Bump, rattle, jolt - the land rover hiccuped over the furrowed lane of red earth as we made our way into the village of Morarano on the island of Madagascar. I’d come halfway around the world to help build a new church in this tiny village. Little did I know that God had even bigger plans.

We rumbled through the village of mud huts, topped with thick thatched roofs, while dozens of children raced from their homes. With wide eyes and pointing fingers, they scurried after our trucks as we traveled to the far end of the village.

Even as I stepped from the land rover, the beauty of Madagascar struck me - rolling hills, with rice paddies in every valley, trees dotting the landscape, turquoise blue skies, and red, red dirt like a swatch of crimson beneath the horizon. And there, in the valley below us, a little boy herded geese, just like in the fairy tales.
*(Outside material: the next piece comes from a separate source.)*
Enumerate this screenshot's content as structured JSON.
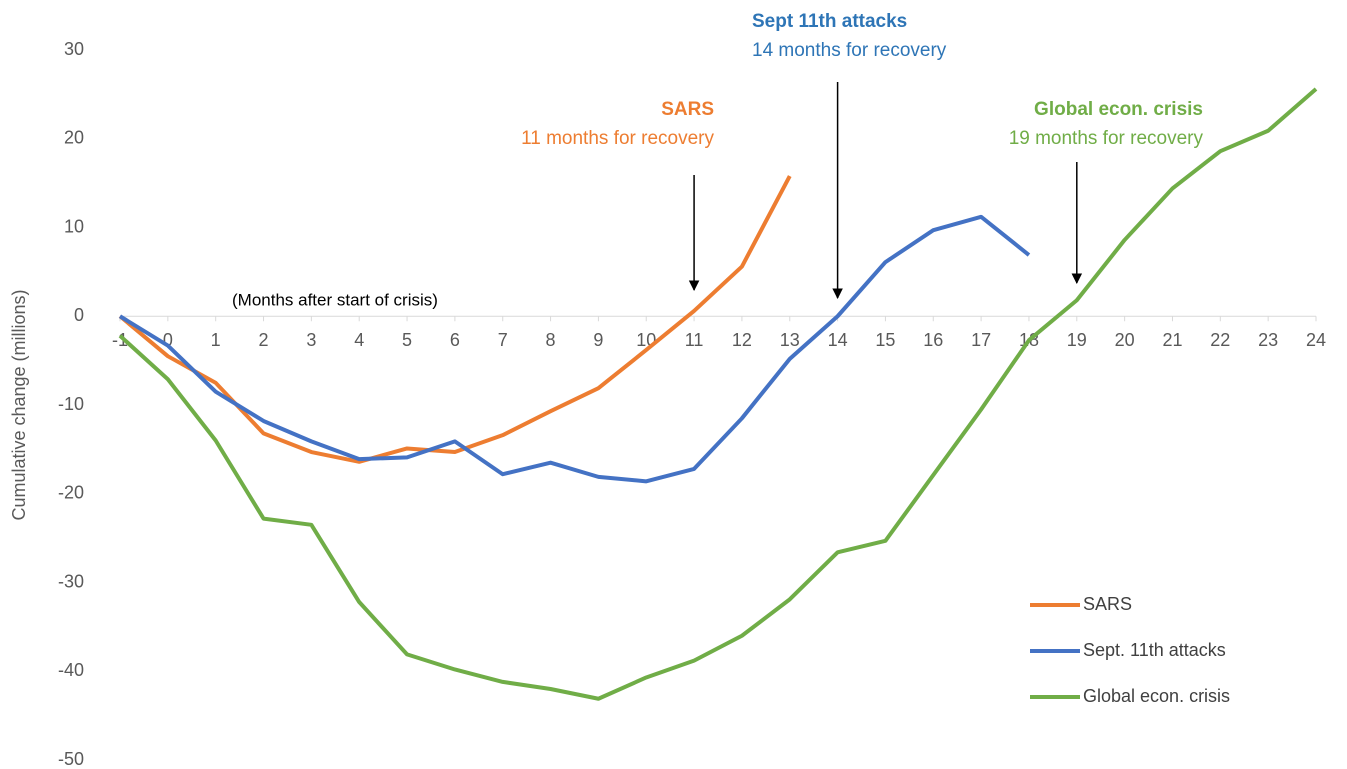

I smiled, slipped on some gloves, and got ready to work. It was then that I heard it. A tiny giggle, a snicker really. I turned. Behind me, a group of children stood with their hands covering their smiles.

"Vazaha.” Foreigner. I heard them whisper the word.

"Hello.” I took a step toward them.

Instantly, they scattered like dandelion seed in the wind. I shook my head and laughed. Then, my face sobered. Poor kids, I thought, looking at their matted hair, runny noses, and the tattered rags they used for clothes.


All that day, and the next, the kids watched and giggled and pointed as our team worked to lay the stone foundation for the 13.5 by 9 meter sanctuary that would service the 1,400 people in Morarano and surrounding villages.

By the third day, the kids had decided that we were okay, calling out "manao ahoana! manao ahoana!” (hello! hello!) as they ran, pell-mell, to greet us.

“Manao ahoana” we called back, pleased with ourselves for mastering one word of the Malagasy language.

As the days passed and the layers of mud and brick reached ever higher on the new church’s walls, I found the happy greeting of the children had changed. No longer did they just call out "hello.” Now they said "manao ahoana namana,” hello friends.

By the last day, the kids didn’t stand and watch as we worked. Each child, even those so small that they could barely walk, pitched in to help. Now, it was my turn to stare with wonder as these tiny children hauled one, two, and sometimes three bricks and handed them to us on the scaffolding.

All too soon, the sun waned in the afternoon sky. With final calls of "veloma" (goodbye) we left the village, our hearts filled with love for the Malagasy people and their sweet, dirt-splotched children.

As the red-mud huts of the village dropped from view, I thought about how the kids worked with us that day, how they had seen past our "foreigner” exterior and called us "friends.” They had stopped whispering "vazaha,” but had I stopped whispering "poor kids?”

I closed my eyes and allowed a hundred memories to sweep through my mind - little Rosa carrying her brother on her back and three bricks in her arms, a group of boys laughing as they pulled one another on the cart we used for hauling stones, the girls giggling as they pointed to themselves and said names that I couldn’t hope to pronounce. These were the kids I had pitied and thought, how sad. How could I possibly associate that word with those bright, joy-filled children?

What’s wrong with me, God? I prayed. Am I blind to happiness unless it’s wrapped in a pretty package?

As I sat and remembered the happy giggles of the children of Morarano, God broke through my blinders. He taught me to see as He sees, for "Man looks at the outward appearance, but the Lord looks at the heart." (1Samuel 16:7 NIV)

Now, I say, "Rags? What rags?” All I remember are white smiles like the adorning of jewels, glittering robes of laughter, and the unfettered, happy spirits of kids clothed in the joy of Jesus.

1 comments:

Smilingsal said...

I need to hear stories like this one so that I can more appreciate what I have and acknowledge the value of all.